Marcus Sergius was a Roman general during the Second Punic War (218 to 201 BC). He is famed in prosthetics circles as the first documented user of a prosthetic hand. The metal hand was constructed to allow him to hold his shield in battle.

A description of Marcus Sergius is found in the seventh book of Pliny's Natural History, published in AD 77:

Nobody - at least in my opinion - can rightly rank any man above Marcus Sergius, although his great-grandson Catiline shames his name. In his second campaign Sergius lost his right hand. In two campaigns he was wounded twenty-three times, with the result that he had no use in either hand or either foot: only his spirit remained intact. Although disabled, Sergius served in many subsequent campaigns. He was twice captured by Hannibal - no ordinary foe- from whom twice he escaped, although kept in chains and shackles every day for twenty months. He fought four times with only his left hand, while two horses he was riding were stabbed beneath him.

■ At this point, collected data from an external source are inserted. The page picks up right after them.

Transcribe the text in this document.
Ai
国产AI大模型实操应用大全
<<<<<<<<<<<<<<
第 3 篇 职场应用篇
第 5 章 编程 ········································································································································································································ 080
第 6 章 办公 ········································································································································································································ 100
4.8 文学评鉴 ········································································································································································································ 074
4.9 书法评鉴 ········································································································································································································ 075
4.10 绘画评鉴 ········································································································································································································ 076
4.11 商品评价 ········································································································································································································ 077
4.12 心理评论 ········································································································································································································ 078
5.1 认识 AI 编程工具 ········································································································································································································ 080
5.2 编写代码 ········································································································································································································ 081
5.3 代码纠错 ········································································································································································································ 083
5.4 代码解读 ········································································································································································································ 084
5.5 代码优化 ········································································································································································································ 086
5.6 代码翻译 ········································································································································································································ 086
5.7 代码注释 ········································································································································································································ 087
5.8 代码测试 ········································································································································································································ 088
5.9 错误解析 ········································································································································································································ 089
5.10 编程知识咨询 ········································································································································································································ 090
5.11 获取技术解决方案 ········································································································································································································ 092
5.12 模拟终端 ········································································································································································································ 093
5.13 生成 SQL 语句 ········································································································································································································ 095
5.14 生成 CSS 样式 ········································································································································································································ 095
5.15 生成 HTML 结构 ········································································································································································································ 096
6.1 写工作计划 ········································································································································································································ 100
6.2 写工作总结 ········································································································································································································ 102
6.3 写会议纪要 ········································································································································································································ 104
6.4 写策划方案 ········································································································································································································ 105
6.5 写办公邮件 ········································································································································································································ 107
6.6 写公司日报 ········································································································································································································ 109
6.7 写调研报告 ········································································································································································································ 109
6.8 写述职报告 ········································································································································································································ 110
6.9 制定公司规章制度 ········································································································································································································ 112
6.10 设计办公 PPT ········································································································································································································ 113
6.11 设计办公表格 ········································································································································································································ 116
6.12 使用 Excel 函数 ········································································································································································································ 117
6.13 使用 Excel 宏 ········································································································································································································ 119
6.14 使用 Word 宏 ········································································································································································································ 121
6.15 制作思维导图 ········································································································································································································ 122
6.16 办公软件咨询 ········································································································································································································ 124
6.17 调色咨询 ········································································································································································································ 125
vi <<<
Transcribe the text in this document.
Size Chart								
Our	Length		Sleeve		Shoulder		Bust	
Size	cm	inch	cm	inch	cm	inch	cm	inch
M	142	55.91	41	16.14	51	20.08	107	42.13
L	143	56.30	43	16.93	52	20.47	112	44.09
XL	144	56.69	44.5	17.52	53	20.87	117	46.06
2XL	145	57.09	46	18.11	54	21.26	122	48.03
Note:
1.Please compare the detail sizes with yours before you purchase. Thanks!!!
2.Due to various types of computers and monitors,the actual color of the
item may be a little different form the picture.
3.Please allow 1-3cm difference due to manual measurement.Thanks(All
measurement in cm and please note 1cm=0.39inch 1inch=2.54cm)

He had a right hand made of iron for him and, going into battle with this bound to his arm, raised the siege of Cremona, saved Placentia and captured twelve enemy camps in Gaul - all of which exploits were confirmed by the speech he made as praetor when his colleagues tried to debar him as infirm from the sacrifices. What piles of wreaths he would have amassed in the face of a different enemy!